Proposals for activities to be implemented:
Create a Youth Centre in an abandoned building owned by the city to serve as a space for prevention activities. The centre should offer psychological support, counselling, workshops on dealing with emotions, and act as a place where young people can meet, talk and support each other;
Awareness campaigns on depression/the impact of social media on young people's sense of self-worth
Carry out online and social media awareness campaigns to educate young people and the public about depression, overstimulation, and to show a true picture of life, rejecting idealised images. Including influencers in this campaign can help to reach a younger audience.
This could be implemented in a competition format for young people.
Education in schools
Work with the Department of Education to create a list of professionals and organisations that can come to schools and give workshops, talks and lectures on mental health prevention, stress and emotion management during parenting hours.
Education of parents
Organise meetings with parents about depression and mental health problems. Imparting knowledge about behaviours that may indicate a pre-depressive state or depression. Encouraging the use of specialist support. Acquiring the skills to select people suitable for therapeutic work.
Emphasising that depression is an illness, not a sentence, and that there are effective forms of treatment. Avoiding the stigma associated with psychotherapy and psychiatrists. Promoting the use of psychological and psychotherapeutic help as a natural behaviour in caring for mental health.
Popularise the helpline for young people. This is a much-needed way of first contact with a psychologist outside of school.

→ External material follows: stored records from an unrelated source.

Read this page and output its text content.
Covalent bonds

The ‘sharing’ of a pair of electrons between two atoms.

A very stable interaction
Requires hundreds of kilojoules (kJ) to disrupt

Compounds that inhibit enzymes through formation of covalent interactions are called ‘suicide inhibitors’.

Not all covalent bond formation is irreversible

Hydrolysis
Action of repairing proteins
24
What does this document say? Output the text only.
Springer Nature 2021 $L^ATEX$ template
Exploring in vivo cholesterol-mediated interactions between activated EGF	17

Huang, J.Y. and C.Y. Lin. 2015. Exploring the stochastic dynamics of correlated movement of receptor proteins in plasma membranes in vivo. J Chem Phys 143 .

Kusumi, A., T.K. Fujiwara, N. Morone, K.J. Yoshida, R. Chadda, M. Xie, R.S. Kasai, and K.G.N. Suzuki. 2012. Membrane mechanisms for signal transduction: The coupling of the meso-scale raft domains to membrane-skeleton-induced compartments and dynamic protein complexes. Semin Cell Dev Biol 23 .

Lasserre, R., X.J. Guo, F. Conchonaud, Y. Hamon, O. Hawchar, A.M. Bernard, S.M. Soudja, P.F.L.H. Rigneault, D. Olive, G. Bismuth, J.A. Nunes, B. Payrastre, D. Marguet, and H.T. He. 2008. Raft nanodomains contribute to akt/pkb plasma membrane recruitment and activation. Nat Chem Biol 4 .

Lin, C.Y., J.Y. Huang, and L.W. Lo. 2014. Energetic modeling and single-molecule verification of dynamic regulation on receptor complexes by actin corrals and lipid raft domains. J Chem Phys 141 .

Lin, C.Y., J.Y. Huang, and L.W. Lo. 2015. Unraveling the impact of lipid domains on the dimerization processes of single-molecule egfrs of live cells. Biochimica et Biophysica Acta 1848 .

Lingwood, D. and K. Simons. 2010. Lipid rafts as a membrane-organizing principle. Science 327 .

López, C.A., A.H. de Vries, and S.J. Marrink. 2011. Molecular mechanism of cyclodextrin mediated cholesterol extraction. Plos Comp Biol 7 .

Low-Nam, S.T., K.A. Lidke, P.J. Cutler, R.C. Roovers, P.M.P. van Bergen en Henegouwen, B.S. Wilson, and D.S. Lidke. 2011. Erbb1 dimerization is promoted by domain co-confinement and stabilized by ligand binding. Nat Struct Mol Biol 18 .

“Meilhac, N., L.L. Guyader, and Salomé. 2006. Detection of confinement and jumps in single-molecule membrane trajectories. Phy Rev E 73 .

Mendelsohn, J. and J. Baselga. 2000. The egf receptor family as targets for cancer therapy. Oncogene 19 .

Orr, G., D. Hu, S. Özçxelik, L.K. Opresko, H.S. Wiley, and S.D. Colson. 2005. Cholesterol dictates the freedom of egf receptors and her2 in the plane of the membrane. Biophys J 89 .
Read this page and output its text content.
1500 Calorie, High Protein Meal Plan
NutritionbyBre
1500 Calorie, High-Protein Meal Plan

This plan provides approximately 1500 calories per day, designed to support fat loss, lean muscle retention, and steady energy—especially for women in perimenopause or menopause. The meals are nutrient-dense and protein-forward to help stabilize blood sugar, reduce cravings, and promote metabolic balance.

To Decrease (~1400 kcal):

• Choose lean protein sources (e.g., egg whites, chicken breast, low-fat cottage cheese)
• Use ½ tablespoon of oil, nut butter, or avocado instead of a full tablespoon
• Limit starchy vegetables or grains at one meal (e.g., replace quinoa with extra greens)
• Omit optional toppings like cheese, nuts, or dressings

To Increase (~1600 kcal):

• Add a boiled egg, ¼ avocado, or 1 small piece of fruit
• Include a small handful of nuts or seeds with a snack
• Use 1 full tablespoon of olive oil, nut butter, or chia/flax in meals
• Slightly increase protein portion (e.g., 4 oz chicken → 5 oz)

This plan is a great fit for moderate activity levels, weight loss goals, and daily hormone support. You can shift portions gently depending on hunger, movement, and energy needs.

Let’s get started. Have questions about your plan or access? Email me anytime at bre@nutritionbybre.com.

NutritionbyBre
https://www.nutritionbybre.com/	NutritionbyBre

Anonymity and a sense of security that the information provided about wellbeing will not be used inappropriately is important here.
First visit to the psychologist without parental consent
Introduce the possibility of a first visit to a psychologist or therapist without parental consent. This will allow young people to feel more independent and enable them to seek support if they are not ready, if they do not want to inform their parents about their problems and/or if the parents do not agree to see a psychologist, e.g. because they think that depression is not an illness and that the child does not need to see a psychologist, but can, for example, go for a run.
Stress accompanies us every day: at school, in the family, it is part of our relationships with our peers. School is a source of very high stress: a lot is demanded of us, we are not built a relationship with us, we are just trying to pass on knowledge and test it. How do we cope with stress? Through stimulants, shutting ourselves away, we escape from reality. Our bodies react with insomnia, headaches. We need knowledge about how to deal with stress. But we also need more support and acceptance and less pressure.
Proposed activities to be implemented:
Social campaign "Visiting a psychologist, therapist, psychiatrist is ok".
Social campaign to present visiting such a specialist as something normal, important, not stigmatising. Asking parents not to underestimate their children's problems and to allow them to benefit from such services. Emboldening young people to want to use such support.
Supporting the building of people-to-people links between residents
Supporting or organising various events to integrate the community, especially young people, e.g. board games in the park, a dance in the centre. We need places where it is not stressful but encouraging and everyone, even alone, can come and meet people.
Anti-stress workshops in schools
We see a need for workshops in schools to teach young people how to deal with stress. For example, meditation or breathing exercises.